Skills — teaching your agent playbooks

Skills are reusable playbooks that teach your agent how to handle a specific task the same reliable way every time — step by step, in your words.

Last updated July 14, 2026

A Skill is a playbook. It captures how you want a particular job done — the steps, the rules, the tone, the checks — so your agent handles it the same reliable way every time instead of improvising.

Think of tools as what an agent can do and skills as how it should do it. Where a tool is a single action, a skill strings several together into a repeatable procedure.

When to use a skill

Add a skill whenever a task has a right way to be done that you'd otherwise have to explain again and again. For example:

  • "How to qualify a new inbound lead and log it in the CRM."
  • "How to write our weekly customer update, section by section."
  • "How to triage a support email and decide whether to escalate."

Building a skill

Name the task

Give the skill a clear title so the agent knows when it applies, like "Draft a proposal follow-up."

Write the steps

Describe the process in plain language — the order to do things, which tools to use, and any rules to always follow.

Add examples

Where it helps, include a good example of the finished result. Agents learn well from a model to match.

Tip. Write skills the way you'd brief a new teammate. Be specific about the parts that matter and leave room for judgment on the rest.

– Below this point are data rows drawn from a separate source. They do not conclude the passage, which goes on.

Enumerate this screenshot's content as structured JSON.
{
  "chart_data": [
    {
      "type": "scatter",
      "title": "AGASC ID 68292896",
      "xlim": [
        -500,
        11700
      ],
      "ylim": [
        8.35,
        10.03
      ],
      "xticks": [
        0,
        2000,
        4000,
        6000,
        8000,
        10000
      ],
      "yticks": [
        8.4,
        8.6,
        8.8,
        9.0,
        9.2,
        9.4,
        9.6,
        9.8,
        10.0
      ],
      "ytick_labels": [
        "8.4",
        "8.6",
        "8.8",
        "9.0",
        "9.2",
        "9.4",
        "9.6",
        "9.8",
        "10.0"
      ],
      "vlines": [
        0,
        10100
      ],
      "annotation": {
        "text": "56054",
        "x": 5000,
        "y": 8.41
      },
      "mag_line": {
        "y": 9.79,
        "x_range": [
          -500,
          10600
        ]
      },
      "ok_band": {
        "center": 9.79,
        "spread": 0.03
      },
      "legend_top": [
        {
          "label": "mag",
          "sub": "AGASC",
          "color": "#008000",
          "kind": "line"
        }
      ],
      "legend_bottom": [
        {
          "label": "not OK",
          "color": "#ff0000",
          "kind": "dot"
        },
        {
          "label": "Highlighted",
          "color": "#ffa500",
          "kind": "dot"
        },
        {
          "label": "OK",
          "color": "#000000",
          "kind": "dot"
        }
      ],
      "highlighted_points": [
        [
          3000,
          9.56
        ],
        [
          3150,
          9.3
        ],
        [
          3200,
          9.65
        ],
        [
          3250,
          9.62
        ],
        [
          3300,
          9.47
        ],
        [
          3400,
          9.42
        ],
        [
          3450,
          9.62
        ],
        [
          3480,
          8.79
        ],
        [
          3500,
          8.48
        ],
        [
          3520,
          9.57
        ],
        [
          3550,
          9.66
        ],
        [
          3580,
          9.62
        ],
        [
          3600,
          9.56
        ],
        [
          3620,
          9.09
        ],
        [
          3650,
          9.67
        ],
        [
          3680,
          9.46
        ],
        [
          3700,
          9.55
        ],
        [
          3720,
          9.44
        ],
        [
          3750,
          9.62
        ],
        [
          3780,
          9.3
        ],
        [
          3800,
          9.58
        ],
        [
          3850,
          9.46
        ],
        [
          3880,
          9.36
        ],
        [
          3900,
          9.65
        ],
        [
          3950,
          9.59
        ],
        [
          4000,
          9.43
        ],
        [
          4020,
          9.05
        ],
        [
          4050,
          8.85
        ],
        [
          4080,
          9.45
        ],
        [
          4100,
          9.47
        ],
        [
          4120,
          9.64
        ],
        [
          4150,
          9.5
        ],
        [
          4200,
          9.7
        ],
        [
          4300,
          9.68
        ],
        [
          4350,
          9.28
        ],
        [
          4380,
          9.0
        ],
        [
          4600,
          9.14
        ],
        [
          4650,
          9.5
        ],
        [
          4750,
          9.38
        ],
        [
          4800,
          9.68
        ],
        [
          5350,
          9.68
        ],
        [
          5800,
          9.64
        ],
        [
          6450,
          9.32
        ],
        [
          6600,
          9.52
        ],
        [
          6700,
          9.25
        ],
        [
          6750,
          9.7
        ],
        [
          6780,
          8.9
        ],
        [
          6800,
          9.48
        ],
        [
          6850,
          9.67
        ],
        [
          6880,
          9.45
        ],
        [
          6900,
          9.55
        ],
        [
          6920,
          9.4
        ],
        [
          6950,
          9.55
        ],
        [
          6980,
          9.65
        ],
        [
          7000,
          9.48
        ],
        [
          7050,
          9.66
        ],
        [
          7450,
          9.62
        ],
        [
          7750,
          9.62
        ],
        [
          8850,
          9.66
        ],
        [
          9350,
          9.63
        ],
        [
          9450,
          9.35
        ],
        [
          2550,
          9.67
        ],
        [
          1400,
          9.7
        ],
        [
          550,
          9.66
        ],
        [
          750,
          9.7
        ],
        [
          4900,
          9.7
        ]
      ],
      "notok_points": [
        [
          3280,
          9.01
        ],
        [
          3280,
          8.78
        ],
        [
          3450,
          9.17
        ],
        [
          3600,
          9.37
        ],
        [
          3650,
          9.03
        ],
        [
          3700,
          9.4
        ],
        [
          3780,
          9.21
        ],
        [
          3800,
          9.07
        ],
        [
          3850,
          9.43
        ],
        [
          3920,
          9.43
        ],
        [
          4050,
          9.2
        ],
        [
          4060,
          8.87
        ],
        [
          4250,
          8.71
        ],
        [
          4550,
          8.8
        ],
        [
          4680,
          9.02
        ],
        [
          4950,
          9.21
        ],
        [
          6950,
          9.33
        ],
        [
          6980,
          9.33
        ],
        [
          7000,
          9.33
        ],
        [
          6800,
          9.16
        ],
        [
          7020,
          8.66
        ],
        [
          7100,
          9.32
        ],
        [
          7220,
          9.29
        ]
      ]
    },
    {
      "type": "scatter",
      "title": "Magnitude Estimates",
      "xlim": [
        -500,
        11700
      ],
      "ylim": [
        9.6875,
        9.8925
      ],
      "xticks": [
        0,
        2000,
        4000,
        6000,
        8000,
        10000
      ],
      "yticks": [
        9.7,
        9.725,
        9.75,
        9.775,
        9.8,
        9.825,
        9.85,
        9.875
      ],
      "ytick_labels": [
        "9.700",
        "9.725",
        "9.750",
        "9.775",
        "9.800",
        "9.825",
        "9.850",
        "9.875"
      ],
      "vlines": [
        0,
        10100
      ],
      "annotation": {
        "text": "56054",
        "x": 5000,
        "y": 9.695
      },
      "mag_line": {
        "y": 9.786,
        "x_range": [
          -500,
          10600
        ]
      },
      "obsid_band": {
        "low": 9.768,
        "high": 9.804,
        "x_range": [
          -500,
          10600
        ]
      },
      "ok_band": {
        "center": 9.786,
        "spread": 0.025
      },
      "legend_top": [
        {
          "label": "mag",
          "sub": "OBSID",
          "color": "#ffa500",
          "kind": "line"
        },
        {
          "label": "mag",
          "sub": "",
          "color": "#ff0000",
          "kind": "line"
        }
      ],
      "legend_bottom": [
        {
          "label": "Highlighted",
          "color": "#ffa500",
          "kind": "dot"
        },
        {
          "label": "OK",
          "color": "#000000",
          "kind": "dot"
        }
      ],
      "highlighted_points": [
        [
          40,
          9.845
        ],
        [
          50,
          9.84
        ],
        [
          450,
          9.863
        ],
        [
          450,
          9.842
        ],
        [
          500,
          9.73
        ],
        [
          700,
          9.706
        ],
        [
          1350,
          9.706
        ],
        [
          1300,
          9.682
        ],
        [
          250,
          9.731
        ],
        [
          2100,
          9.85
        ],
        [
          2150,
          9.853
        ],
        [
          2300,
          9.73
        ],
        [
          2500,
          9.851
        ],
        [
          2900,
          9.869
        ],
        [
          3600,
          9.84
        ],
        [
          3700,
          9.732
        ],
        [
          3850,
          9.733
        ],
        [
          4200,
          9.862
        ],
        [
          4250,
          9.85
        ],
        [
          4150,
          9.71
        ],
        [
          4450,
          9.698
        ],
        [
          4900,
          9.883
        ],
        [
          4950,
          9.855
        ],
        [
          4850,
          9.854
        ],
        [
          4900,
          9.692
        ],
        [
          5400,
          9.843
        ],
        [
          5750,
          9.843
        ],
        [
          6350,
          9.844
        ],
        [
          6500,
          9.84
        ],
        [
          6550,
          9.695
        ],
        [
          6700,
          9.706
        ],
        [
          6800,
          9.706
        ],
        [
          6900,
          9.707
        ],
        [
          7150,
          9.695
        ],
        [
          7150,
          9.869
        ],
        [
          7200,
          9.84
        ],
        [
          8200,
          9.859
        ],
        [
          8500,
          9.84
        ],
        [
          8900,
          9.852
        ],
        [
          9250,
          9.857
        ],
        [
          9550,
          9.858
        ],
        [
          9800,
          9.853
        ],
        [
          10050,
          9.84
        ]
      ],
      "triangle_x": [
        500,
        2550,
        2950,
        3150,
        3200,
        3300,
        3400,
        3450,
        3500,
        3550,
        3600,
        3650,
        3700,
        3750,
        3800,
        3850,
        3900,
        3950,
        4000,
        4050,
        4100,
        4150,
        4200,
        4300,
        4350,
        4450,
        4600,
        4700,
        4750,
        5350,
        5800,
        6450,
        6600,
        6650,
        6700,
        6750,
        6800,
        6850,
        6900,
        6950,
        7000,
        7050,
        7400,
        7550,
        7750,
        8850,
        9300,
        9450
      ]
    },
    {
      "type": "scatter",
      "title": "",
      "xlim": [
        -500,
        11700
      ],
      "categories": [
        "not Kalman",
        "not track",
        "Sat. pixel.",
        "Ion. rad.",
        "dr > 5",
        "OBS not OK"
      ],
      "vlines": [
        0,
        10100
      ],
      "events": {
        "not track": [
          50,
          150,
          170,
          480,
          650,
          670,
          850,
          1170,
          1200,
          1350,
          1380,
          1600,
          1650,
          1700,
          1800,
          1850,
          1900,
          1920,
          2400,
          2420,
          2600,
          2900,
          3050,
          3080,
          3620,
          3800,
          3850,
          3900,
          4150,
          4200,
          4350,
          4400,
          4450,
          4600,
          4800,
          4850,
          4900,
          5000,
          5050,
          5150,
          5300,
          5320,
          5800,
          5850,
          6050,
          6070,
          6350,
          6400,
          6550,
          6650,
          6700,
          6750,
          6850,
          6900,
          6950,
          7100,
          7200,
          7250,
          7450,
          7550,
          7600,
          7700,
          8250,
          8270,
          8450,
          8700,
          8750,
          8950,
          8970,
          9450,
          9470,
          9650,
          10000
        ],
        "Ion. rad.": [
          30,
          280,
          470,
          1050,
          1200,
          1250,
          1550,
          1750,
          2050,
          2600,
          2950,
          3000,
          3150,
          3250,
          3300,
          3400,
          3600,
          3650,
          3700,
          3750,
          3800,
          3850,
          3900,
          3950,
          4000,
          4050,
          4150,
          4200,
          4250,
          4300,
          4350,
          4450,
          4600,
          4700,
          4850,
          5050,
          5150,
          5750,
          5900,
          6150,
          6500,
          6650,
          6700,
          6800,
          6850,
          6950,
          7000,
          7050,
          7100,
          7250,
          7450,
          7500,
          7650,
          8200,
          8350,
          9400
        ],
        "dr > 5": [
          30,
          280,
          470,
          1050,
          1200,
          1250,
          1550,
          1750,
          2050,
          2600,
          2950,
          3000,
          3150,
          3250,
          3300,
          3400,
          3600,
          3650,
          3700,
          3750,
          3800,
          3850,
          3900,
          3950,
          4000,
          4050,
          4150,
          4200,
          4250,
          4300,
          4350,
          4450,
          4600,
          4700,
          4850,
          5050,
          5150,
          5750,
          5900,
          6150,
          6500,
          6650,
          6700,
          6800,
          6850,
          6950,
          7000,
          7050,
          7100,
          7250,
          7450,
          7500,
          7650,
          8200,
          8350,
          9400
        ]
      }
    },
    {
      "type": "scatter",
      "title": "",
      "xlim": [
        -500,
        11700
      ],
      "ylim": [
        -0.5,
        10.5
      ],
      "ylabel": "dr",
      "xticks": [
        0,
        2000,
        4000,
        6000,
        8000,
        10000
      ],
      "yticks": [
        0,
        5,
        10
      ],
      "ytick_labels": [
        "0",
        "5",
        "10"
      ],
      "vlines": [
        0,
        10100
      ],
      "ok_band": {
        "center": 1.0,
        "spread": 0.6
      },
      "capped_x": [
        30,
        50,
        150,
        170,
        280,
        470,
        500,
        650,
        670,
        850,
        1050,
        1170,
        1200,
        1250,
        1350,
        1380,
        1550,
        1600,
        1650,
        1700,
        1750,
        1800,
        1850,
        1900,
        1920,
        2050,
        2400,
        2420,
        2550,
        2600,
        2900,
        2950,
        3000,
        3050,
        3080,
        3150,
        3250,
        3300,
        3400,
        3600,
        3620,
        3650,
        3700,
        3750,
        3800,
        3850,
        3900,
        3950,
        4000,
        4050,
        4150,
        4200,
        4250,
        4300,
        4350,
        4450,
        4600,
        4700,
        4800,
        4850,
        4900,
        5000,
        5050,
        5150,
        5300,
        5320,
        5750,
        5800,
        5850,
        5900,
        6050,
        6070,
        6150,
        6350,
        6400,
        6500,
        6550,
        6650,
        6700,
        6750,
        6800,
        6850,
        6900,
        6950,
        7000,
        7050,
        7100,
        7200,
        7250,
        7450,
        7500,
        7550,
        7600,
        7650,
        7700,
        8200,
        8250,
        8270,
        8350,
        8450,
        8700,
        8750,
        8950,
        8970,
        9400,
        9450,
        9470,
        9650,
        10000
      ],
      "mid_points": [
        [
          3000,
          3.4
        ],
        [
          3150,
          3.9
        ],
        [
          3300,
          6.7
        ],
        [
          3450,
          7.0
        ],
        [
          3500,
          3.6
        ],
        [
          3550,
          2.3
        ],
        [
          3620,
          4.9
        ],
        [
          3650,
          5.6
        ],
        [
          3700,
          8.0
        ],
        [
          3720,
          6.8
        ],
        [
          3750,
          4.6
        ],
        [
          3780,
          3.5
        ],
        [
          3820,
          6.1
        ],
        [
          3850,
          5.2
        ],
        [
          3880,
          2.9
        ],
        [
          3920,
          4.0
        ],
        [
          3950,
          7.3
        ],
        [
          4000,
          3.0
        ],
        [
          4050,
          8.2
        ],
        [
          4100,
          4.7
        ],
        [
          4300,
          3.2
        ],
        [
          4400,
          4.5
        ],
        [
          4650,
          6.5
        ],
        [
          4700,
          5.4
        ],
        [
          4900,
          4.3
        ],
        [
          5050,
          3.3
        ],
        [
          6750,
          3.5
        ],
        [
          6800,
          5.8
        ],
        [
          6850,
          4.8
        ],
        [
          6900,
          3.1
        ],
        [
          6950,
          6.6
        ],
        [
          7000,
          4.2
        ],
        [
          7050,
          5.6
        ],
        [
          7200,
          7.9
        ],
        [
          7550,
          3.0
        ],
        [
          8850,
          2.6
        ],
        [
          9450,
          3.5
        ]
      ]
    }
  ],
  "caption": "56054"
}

Skills, tools, and knowledge

These work together. A skill often references the agent's Tools to carry out its steps, and pulls facts from Knowledge to stay accurate. Keep procedures in skills and reference material in knowledge — that separation keeps both easy to maintain.

Starting from a template

Many agents in Explore Templates come with skills already written. Starting from a template is a fast way to see how a well-structured playbook reads before you write your own.